Tyson Foods’ decision to stop buying cattle given the feed additive Zilmax is sending waves through the beef industry, but Canada’s feedlot sector is determined to stay the course.
“Our position is to follow science and let the market decide. Full stop,” said Brian Walton, chair of the National Cattle Feeders Association.
His organization doesn’t track use of Zilmax or other beta-agonists, but Walton said it’s “pretty common” in feedlots in Western Canada, as is a slightly different growth promoter by a competing manufacturer called OptaFlexx.
“Science has already proven that it’s safe to use and effective, so it should be the choice of the producers and their customers,” said Walton.
The announcement of Tyson’s new policy was followed by the showing of a video by a JBS USA official at a recent industry conference in Denver. Taken at a JBS plant, it shows animals having difficulty walking and demonstrating signs of lameness. Animal welfare expert Temple Grandin, who was present at the event, said the cows “walked like 90-year-old grandmothers.”
Last week, Merck, the manufacturer of Zilmax, said it was suspending sales pending an audit of how the product was being used.
Zilmax, also known as zilpaterol, is based on a chemical originally developed to alleviate asthma symptoms and is reputed to add as much as 30 pounds of extra beef per head when used late in the finishing period. Optaflexx, made by Eli Lilly, is a ractopamine-based additive that is fed earlier and Tyson, which slaughters one in four cattle raised in the U.S., has said it will continue to buy cattle fed that product.

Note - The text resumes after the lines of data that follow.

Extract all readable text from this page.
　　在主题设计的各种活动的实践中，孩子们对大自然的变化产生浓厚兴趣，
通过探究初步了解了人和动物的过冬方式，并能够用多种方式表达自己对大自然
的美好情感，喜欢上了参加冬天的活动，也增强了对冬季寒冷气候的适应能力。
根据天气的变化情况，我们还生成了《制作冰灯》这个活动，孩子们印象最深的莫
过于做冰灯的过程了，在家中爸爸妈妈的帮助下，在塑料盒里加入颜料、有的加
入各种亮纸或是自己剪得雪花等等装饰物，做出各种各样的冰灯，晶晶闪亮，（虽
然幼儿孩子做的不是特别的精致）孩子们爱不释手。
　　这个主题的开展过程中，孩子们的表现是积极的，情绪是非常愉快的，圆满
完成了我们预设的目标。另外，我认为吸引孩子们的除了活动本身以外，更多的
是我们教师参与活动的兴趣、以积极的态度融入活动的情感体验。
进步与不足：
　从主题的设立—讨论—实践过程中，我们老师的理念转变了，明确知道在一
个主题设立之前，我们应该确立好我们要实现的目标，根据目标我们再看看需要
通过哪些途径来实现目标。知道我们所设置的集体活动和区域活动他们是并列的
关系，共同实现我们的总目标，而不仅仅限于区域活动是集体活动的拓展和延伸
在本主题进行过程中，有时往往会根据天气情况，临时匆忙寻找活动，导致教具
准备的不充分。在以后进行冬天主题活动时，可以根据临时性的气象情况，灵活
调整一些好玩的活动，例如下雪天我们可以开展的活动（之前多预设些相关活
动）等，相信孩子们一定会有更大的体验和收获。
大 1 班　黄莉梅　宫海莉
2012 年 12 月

Some industry observers speculate that Tyson may be attempting to position itself for greater export market share, given that China, Russia and Europe forbid meat imports from animals fed beta-agonists. With offal, or drop cuts, seen as a growing profit driver especially for exporters to Asia, dropping beta-agonists might eliminate a key obstacle for increased sales. Industry experts note Smithfield, a U.S.-based pork giant recently purchased by a Chinese firm, announced earlier this year that it would drop ractopamine, also known as Paylean, from half its herd.
The lion’s share of Canada’s beef slaughter capacity is handled by JBS at the former XL Foods plant in Brooks, Alta., and Cargill, which operates a plant in High River, Alta. Neither have followed Tyson’s lead, although some cattle do cross the border to Tyson facilities.
It’s “hard to say” whether the Tyson ban will hurt the Canadian industry, said Walton, adding the issue comes at a bad time for the western feedlot sector, which has been unprofitable for more than a year because of tight cattle supplies and high feed costs.
Trevor Atchison, president of the Manitoba Beef Producers, said Tyson’s ban might impact the local cow-calf sector because giving up the additive would increase finishing costs, and so could affect the prices they can afford to pay. However, the shortage of cattle should support prices in the near term, he said.
“How much will it affect the cow-calf guy? Time will tell,” he said.
Larry Schweitzer, owner of 24,000-head Hamiota Feedlot and vice-chair of the national feeders’ association, said his and other Manitoba operations wouldn’t be greatly affected because they specialize mainly in backgrounding calves.
Although he would use Zilmax if a customer requested it, his experience is mainly with Optaflexx, which is fed to finishers 21 days before slaughter, he said.